ルーツな日記

ルーツっぽい音楽をルーズに語るブログ。
現在、 フジロック ブログ と化しています。

矢野顕子× 上原ひろみ @Bunkamura オーチャードホール

2016-09-21 23:44:59 | ジャズ
9月15日、渋谷Bunkamura オーチャードホールにて、『矢野顕子× 上原ひろみ Recording Live in Tokyo~ラーメンな女たち~』を観てまいりました!前回から5年振りとなるお二人によるレコーディングライヴ。レコーディングと言うぐらいですから、そうなんです、この日の模様は来年、CDリリースされるんです!!

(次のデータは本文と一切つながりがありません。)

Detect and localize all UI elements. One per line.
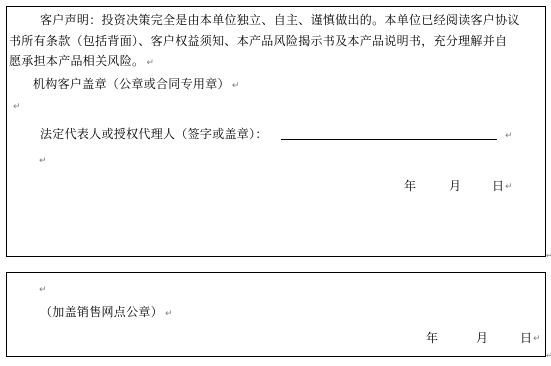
paragraph-mark-icon: ↵ — [165, 309, 173, 319]
paragraph-mark-icon: ↵ — [39, 156, 47, 166]
paragraph-mark-icon: ↵ — [146, 58, 154, 68]
cell-end-mark-icon: ↵ — [546, 252, 551, 260]
legal-representative-line: 法定代表人或授权代理人（签字或盖章）： — [40, 127, 268, 141]
paragraph-mark-icon: ↵ — [39, 285, 47, 295]
paragraph-mark-icon: ↵ — [505, 182, 513, 192]
cell-end-mark-icon: ↵ — [546, 352, 551, 360]
declaration-statement-line-2: 书所有条款（包括背面）、客户权益须知、本产品风险揭示书及本产品说明书，充分理解并… — [9, 34, 507, 48]
branch-seal-line: （加盖销售网点公章）↵ — [40, 305, 173, 321]
branch-date-year-label: 年 — [426, 331, 438, 345]
paragraph-mark-icon: ↵ — [13, 102, 21, 112]
date-year-label: 年 — [404, 179, 416, 193]
date-day-label: 日 — [492, 179, 504, 193]
date-month-label: 月 — [449, 179, 461, 193]
declaration-statement-line-3: 愿承担本产品相关风险。↵ — [9, 54, 154, 70]
institution-seal-label: 机构客户盖章（公章或合同专用章） — [33, 77, 230, 91]
declaration-text-2: 书所有条款（包括背面）、客户权益须知、本产品风险揭示书及本产品说明书，充分理解并… — [9, 34, 507, 48]
signature-field[interactable] — [281, 139, 497, 140]
declaration-statement-line-1: 客户声明：投资决策完全是由本单位独立、自主、谨慎做出的。本单位已经阅读客户协议 — [40, 13, 520, 27]
paragraph-mark-icon: ↵ — [505, 131, 513, 141]
branch-date-day-label: 日 — [520, 331, 532, 345]
branch-date-month-label: 月 — [476, 331, 488, 345]
paragraph-mark-icon: ↵ — [533, 334, 541, 344]
branch-seal-label: （加盖销售网点公章） — [40, 305, 163, 319]
declaration-text-1: 客户声明：投资决策完全是由本单位独立、自主、谨慎做出的。本单位已经阅读客户协议 — [40, 13, 520, 27]
paragraph-mark-icon: ↵ — [232, 81, 240, 91]
declaration-text-3: 愿承担本产品相关风险。 — [9, 54, 144, 68]
legal-representative-label: 法定代表人或授权代理人（签字或盖章）： — [40, 127, 268, 141]
institution-seal-line: 机构客户盖章（公章或合同专用章）↵ — [33, 77, 240, 93]
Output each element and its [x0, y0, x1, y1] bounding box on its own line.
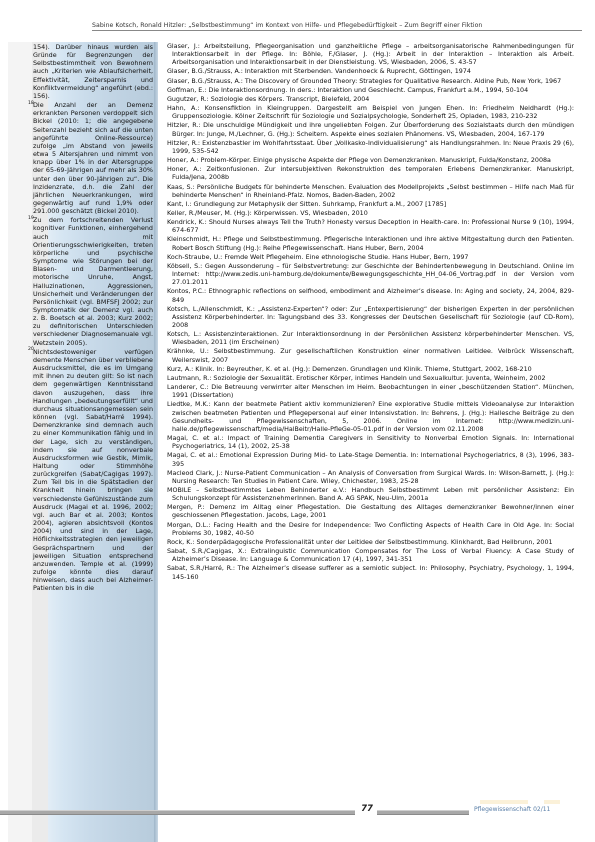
- footnotes-column: 154). Darüber hinaus wurden als Gründe f…: [33, 43, 153, 592]
- reference-entry: Mergen, P.: Demenz im Alltag einer Pfleg…: [167, 504, 574, 520]
- reference-entry: Keller, R./Meuser, M. (Hg.): Körperwisse…: [167, 210, 574, 218]
- footnote-continued: 154). Darüber hinaus wurden als Gründe f…: [33, 43, 153, 100]
- footnote-text: 154). Darüber hinaus wurden als Gründe f…: [33, 43, 153, 100]
- reference-entry: Hitzler, R.: Die unschuldige Mündigkeit …: [167, 122, 574, 138]
- journal-highlight: [544, 800, 560, 804]
- reference-entry: Honer, A.: Problem-Körper. Einige physis…: [167, 157, 574, 165]
- reference-entry: Sabat, S.R./Cagigas, X.: Extralinguistic…: [167, 548, 574, 564]
- reference-entry: Honer, A.: Zeitkonfusionen. Zur intersub…: [167, 166, 574, 182]
- footnote-18: 18 Die Anzahl der an Demenz erkrankten P…: [33, 101, 153, 215]
- reference-entry: MOBILE – Selbstbestimmtes Leben Behinder…: [167, 487, 574, 503]
- reference-entry: Kleinschmidt, H.: Pflege und Selbstbesti…: [167, 236, 574, 252]
- page-number: 77: [358, 804, 376, 814]
- reference-entry: Liedtke, M.K.: Kann der beatmete Patient…: [167, 401, 574, 434]
- journal-name: Pflegewissenschaft 02/11: [474, 806, 550, 813]
- reference-entry: Goffman, E.: Die Interaktionsordnung. In…: [167, 87, 574, 95]
- footnote-number: 18: [28, 100, 34, 108]
- footnote-number: 19: [28, 215, 34, 223]
- reference-entry: Gugutzer, R.: Soziologie des Körpers. Tr…: [167, 96, 574, 104]
- reference-entry: Kotsch, L./Allenschmidt, K.: „Assistenz-…: [167, 306, 574, 330]
- reference-entry: Hitzler, R.: Existenzbastler im Wohlfahr…: [167, 140, 574, 156]
- sidebar-edge-shadow: [154, 42, 158, 842]
- footer-rule-right: [377, 810, 469, 815]
- journal-highlight: [480, 800, 528, 804]
- reference-entry: Hahn, A.: Konsensfiktion in Kleingruppen…: [167, 105, 574, 121]
- footnote-text: Zu dem fortschreitenden Verlust kognitiv…: [33, 216, 153, 346]
- reference-entry: Kant, I.: Grundlegung zur Metaphysik der…: [167, 201, 574, 209]
- reference-entry: Kendrick, K.: Should Nurses always Tell …: [167, 219, 574, 235]
- reference-entry: Rock, K.: Sonderpädagogische Professiona…: [167, 539, 574, 547]
- reference-entry: Glaser, B.G./Strauss, A.: The Discovery …: [167, 78, 574, 86]
- reference-entry: Kotsch, L.: Assistenzinteraktionen. Zur …: [167, 331, 574, 347]
- reference-entry: Kurz, A.: Klinik. In: Beyreuther, K. et …: [167, 366, 574, 374]
- reference-entry: Köbsell, S.: Gegen Aussonderung – für Se…: [167, 263, 574, 287]
- footnote-text: Die Anzahl der an Demenz erkrankten Pers…: [33, 101, 153, 215]
- reference-entry: Magai, C. et al.: Impact of Training Dem…: [167, 435, 574, 451]
- reference-entry: Kaas, S.: Persönliche Budgets für behind…: [167, 184, 574, 200]
- footnote-20: 20 Nichtsdestoweniger verfügen demente M…: [33, 348, 153, 593]
- reference-entry: Koch-Straube, U.: Fremde Welt Pflegeheim…: [167, 254, 574, 262]
- footnote-19: 19 Zu dem fortschreitenden Verlust kogni…: [33, 216, 153, 347]
- reference-entry: Morgan, D.L.: Facing Health and the Desi…: [167, 522, 574, 538]
- reference-entry: Magai, C. et al.: Emotional Expression D…: [167, 452, 574, 468]
- reference-entry: Glaser, B.G./Strauss, A.: Interaktion mi…: [167, 68, 574, 76]
- footnote-number: 20: [28, 346, 34, 354]
- reference-list: Glaser, J.: Arbeitsteilung, Pflegeorgani…: [167, 43, 574, 583]
- reference-entry: Macleod Clark, J.: Nurse-Patient Communi…: [167, 470, 574, 486]
- reference-entry: Landerer, C.: Die Betreuung verwirrter a…: [167, 384, 574, 400]
- footer-rule-left: [0, 810, 355, 815]
- reference-entry: Kontos, P.C.: Ethnographic reflections o…: [167, 288, 574, 304]
- reference-entry: Glaser, J.: Arbeitsteilung, Pflegeorgani…: [167, 43, 574, 67]
- reference-entry: Krähnke, U.: Selbstbestimmung. Zur gesel…: [167, 348, 574, 364]
- reference-entry: Sabat, S.R./Harré, R.: The Alzheimer’s d…: [167, 565, 574, 581]
- reference-entry: Lautmann, R.: Soziologie der Sexualität.…: [167, 375, 574, 383]
- footnote-text: Nichtsdestoweniger verfügen demente Mens…: [33, 348, 153, 593]
- running-header: Sabine Kotsch, Ronald Hitzler: „Selbstbe…: [92, 22, 582, 31]
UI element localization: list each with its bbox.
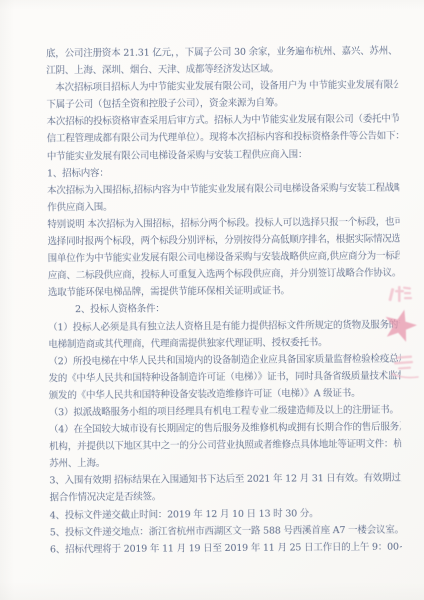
text-line-24: 机构，并提供以下地区其中之一的分公司营业执照或者维修点具体地址等证明文件：杭州、 [49, 436, 401, 456]
document-text: 底，公司注册资本 21.31 亿元，，下属子公司 30 余家，业务遍布杭州、嘉兴… [46, 43, 402, 559]
text-line-6: 信工程管理成都有限公司为代理单位）。现将本次招标内容和投标资格条件等公告如下： [47, 128, 399, 148]
text-line-17: （1）投标人必须是具有独立法人资格且是有能力提供招标文件所规定的货物及服务的专业 [48, 316, 400, 336]
scanned-page: 底，公司注册资本 21.31 亿元，，下属子公司 30 余家，业务遍布杭州、嘉兴… [0, 0, 424, 600]
text-line-26: 3、入围有效期 招标结果在入围通知书下达后至 2021 年 12 月 31 日有… [49, 470, 401, 490]
text-line-1: 底，公司注册资本 21.31 亿元，，下属子公司 30 余家，业务遍布杭州、嘉兴… [46, 43, 398, 63]
text-line-9: 本次招标为入围招标,招标内容为中节能实业发展有限公司电梯设备采购与安装工程战略合 [47, 179, 399, 199]
text-line-30: 6、招标代理将于 2019 年 11 月 19 日至 2019 年 11 月 2… [50, 538, 402, 558]
text-line-14: 应商、二标段供应商，投标人可重复入选两个标段供应商，并分别签订战略合作协议。优先 [48, 265, 400, 285]
text-line-3: 本次招标项目招标人为中节能实业发展有限公司，设备用户为 中节能实业发展有限公司 [46, 77, 398, 97]
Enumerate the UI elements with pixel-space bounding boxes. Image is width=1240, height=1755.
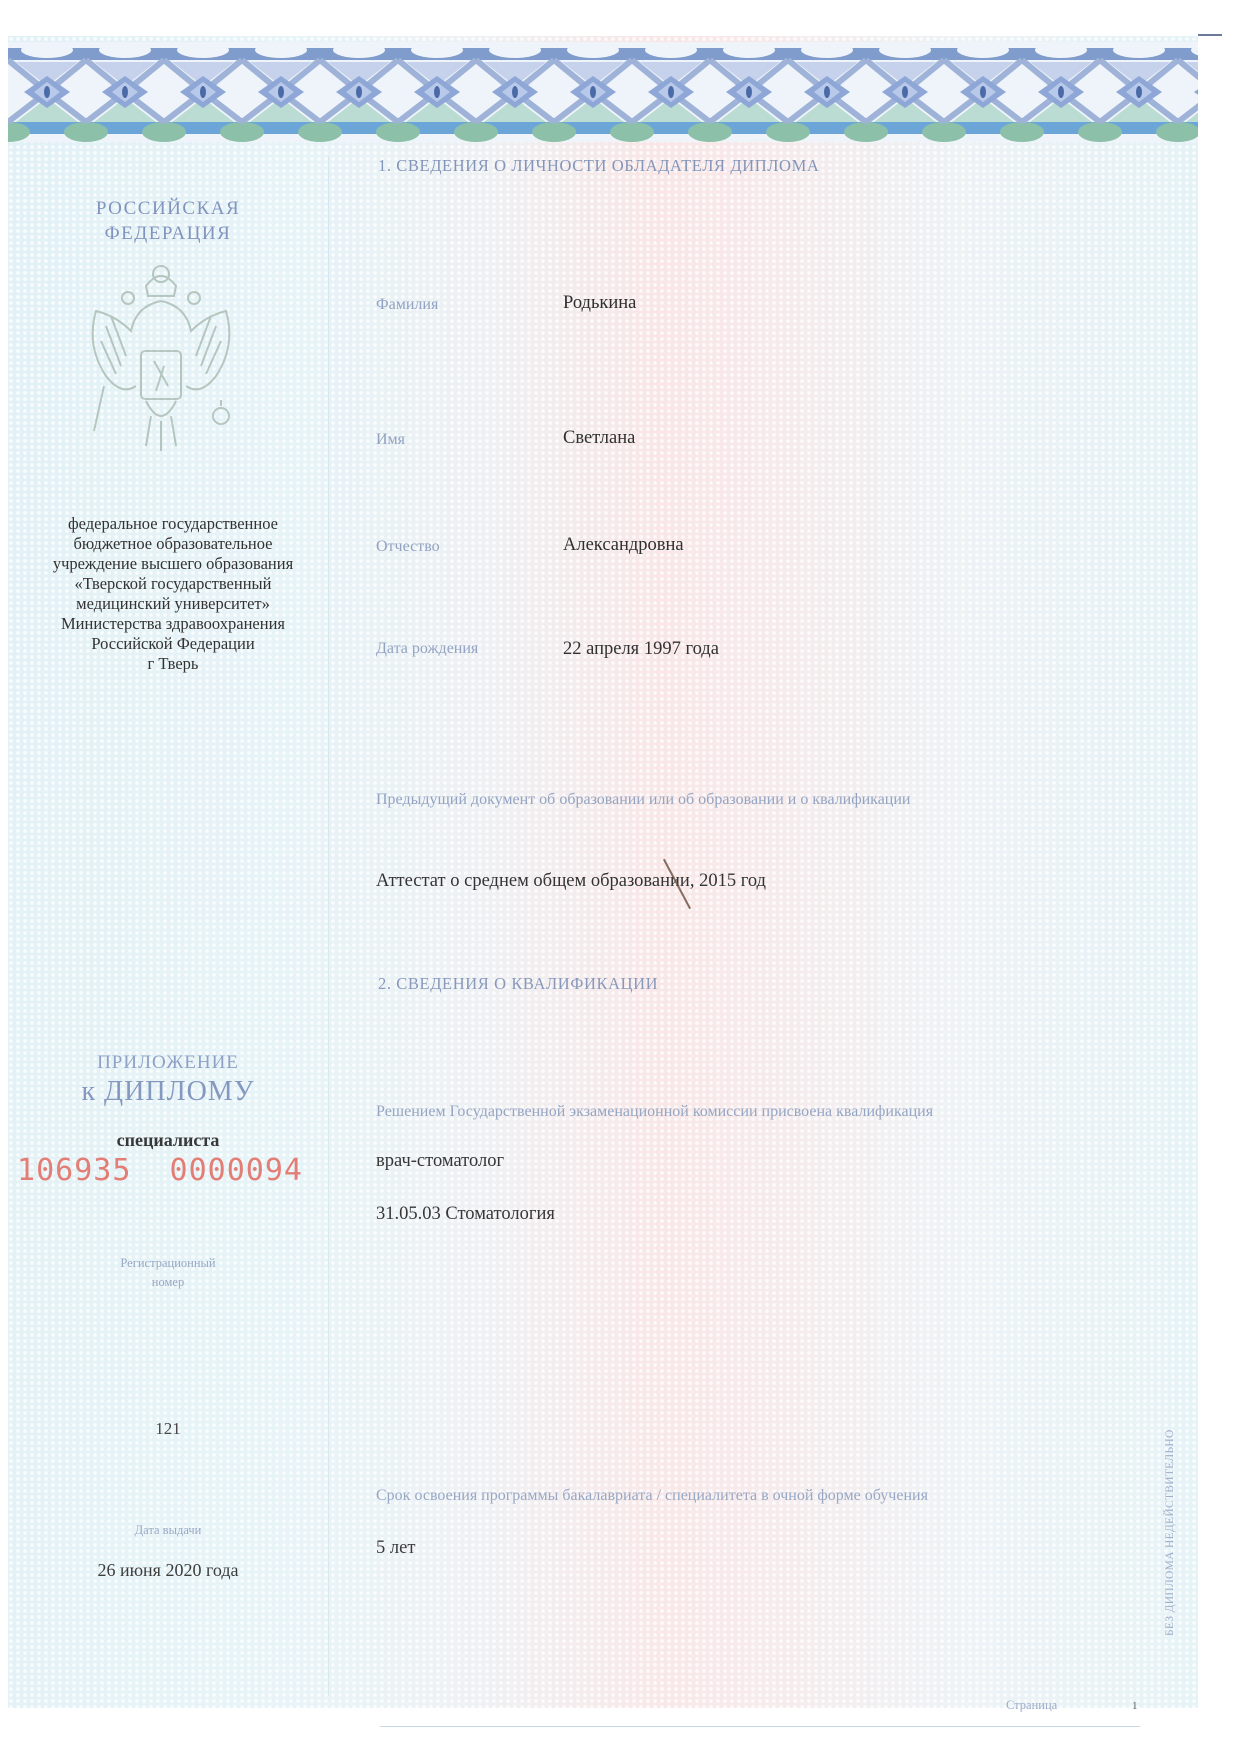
- patronymic-value: Александровна: [563, 535, 684, 556]
- country-line-1: РОССИЙСКАЯ: [8, 196, 328, 221]
- left-column: РОССИЙСКАЯ ФЕДЕРАЦИЯ федер: [8, 36, 328, 1708]
- surname-value: Родькина: [563, 293, 636, 314]
- first-name-label: Имя: [376, 431, 405, 449]
- org-line: г Тверь: [18, 654, 328, 674]
- previous-document-label: Предыдущий документ об образовании или о…: [376, 791, 911, 809]
- org-line: учреждение высшего образования: [18, 554, 328, 574]
- degree-level: специалиста: [8, 1130, 328, 1151]
- russian-coat-of-arms-icon: [76, 256, 246, 466]
- section-1-title: 1. СВЕДЕНИЯ О ЛИЧНОСТИ ОБЛАДАТЕЛЯ ДИПЛОМ…: [378, 156, 819, 176]
- org-line: медицинский университет»: [18, 594, 328, 614]
- diploma-supplement-sheet: РОССИЙСКАЯ ФЕДЕРАЦИЯ федер: [8, 36, 1198, 1708]
- bottom-rule: [380, 1726, 1140, 1727]
- appendix-title-line-2: к ДИПЛОМУ: [8, 1076, 328, 1108]
- qualification-value: врач-стоматолог: [376, 1151, 504, 1172]
- section-2-title: 2. СВЕДЕНИЯ О КВАЛИФИКАЦИИ: [378, 974, 658, 994]
- birth-date-label: Дата рождения: [376, 640, 478, 658]
- page-number: 1: [1132, 1700, 1138, 1712]
- surname-label: Фамилия: [376, 296, 438, 314]
- appendix-title-line-1: ПРИЛОЖЕНИЕ: [8, 1052, 328, 1074]
- previous-document-value: Аттестат о среднем общем образовании, 20…: [376, 871, 766, 892]
- org-line: бюджетное образовательное: [18, 534, 328, 554]
- registration-number: 121: [8, 1419, 328, 1439]
- column-divider: [328, 156, 329, 1696]
- issue-date-label: Дата выдачи: [8, 1523, 328, 1538]
- page-label: Страница: [1006, 1698, 1057, 1713]
- scan-edge-mark: [1198, 34, 1222, 36]
- org-line: федеральное государственное: [18, 514, 328, 534]
- country-title: РОССИЙСКАЯ ФЕДЕРАЦИЯ: [8, 196, 328, 246]
- organization-name: федеральное государственное бюджетное об…: [18, 514, 328, 674]
- org-line: «Тверской государственный: [18, 574, 328, 594]
- registration-label-line-2: номер: [8, 1273, 328, 1292]
- specialty-value: 31.05.03 Стоматология: [376, 1204, 555, 1225]
- invalid-without-diploma-note: БЕЗ ДИПЛОМА НЕДЕЙСТВИТЕЛЬНО: [1164, 1429, 1176, 1636]
- study-duration-value: 5 лет: [376, 1538, 415, 1559]
- country-line-2: ФЕДЕРАЦИЯ: [8, 221, 328, 246]
- serial-number: 106935 0000094: [0, 1153, 320, 1188]
- first-name-value: Светлана: [563, 428, 635, 449]
- issue-date: 26 июня 2020 года: [8, 1560, 328, 1581]
- registration-label-line-1: Регистрационный: [8, 1254, 328, 1273]
- org-line: Министерства здравоохранения: [18, 614, 328, 634]
- patronymic-label: Отчество: [376, 538, 440, 556]
- qualification-label: Решением Государственной экзаменационной…: [376, 1103, 933, 1121]
- org-line: Российской Федерации: [18, 634, 328, 654]
- registration-number-label: Регистрационный номер: [8, 1254, 328, 1292]
- study-duration-label: Срок освоения программы бакалавриата / с…: [376, 1487, 928, 1505]
- birth-date-value: 22 апреля 1997 года: [563, 639, 719, 660]
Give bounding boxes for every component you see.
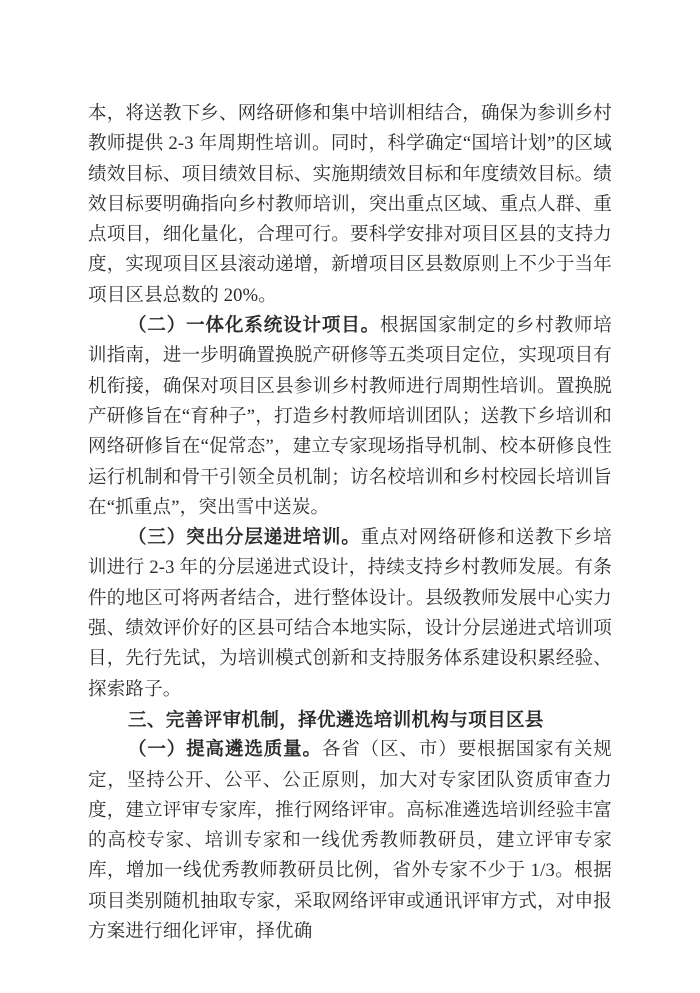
- section-heading-text: 三、完善评审机制，择优遴选培训机构与项目区县: [128, 709, 544, 730]
- section-heading: 三、完善评审机制，择优遴选培训机构与项目区县: [88, 705, 612, 735]
- document-text-block: 本，将送教下乡、网络研修和集中培训相结合，确保为参训乡村教师提供 2-3 年周期…: [88, 99, 612, 947]
- paragraph: （三）突出分层递进培训。重点对网络研修和送教下乡培训进行 2-3 年的分层递进式…: [88, 523, 612, 705]
- paragraph: 本，将送教下乡、网络研修和集中培训相结合，确保为参训乡村教师提供 2-3 年周期…: [88, 99, 612, 311]
- paragraph: （一）提高遴选质量。各省（区、市）要根据国家有关规定，坚持公开、公平、公正原则，…: [88, 735, 612, 947]
- paragraph-lead-label: （三）突出分层递进培训。: [128, 528, 361, 548]
- paragraph-text: 重点对网络研修和送教下乡培训进行 2-3 年的分层递进式设计，持续支持乡村教师发…: [88, 528, 612, 699]
- paragraph-text: 根据国家制定的乡村教师培训指南，进一步明确置换脱产研修等五类项目定位，实现项目有…: [88, 316, 612, 518]
- paragraph-text: 各省（区、市）要根据国家有关规定，坚持公开、公平、公正原则，加大对专家团队资质审…: [88, 740, 612, 942]
- paragraph: （二）一体化系统设计项目。根据国家制定的乡村教师培训指南，进一步明确置换脱产研修…: [88, 311, 612, 523]
- paragraph-text: 本，将送教下乡、网络研修和集中培训相结合，确保为参训乡村教师提供 2-3 年周期…: [88, 104, 612, 306]
- paragraph-lead-label: （二）一体化系统设计项目。: [128, 316, 380, 336]
- paragraph-lead-label: （一）提高遴选质量。: [128, 740, 322, 760]
- document-page: 本，将送教下乡、网络研修和集中培训相结合，确保为参训乡村教师提供 2-3 年周期…: [0, 0, 700, 993]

と言う訳で、以下のレポートは完全にそのCDのネタバレになりますのでご注意ください。新鮮な気持ちでCDを聴きたい皆様方は読まないことをお勧めいたします。




さて、開演時間が近づくと、矢野さん、上原さん、御本人による場内アナウンスが流れる。レコーディングライヴなので携帯電話や時計の音などの注意事項を、お二人が面白おかしく話してくれるのですが、茶目っ気たっぷりに楽し気な矢野さんに対し、ほぼ棒読みでテンションの低い上原さん。この次点で既に二人の対比にワクワクさせられる。それにしても上原さんはよっぽど話すのが苦手なんですね〜。(曲間のMCでこのアナウンスの話になり、上原さんはスタッフさんから「棒読み」と言われたとかで、若干凹んでいました。)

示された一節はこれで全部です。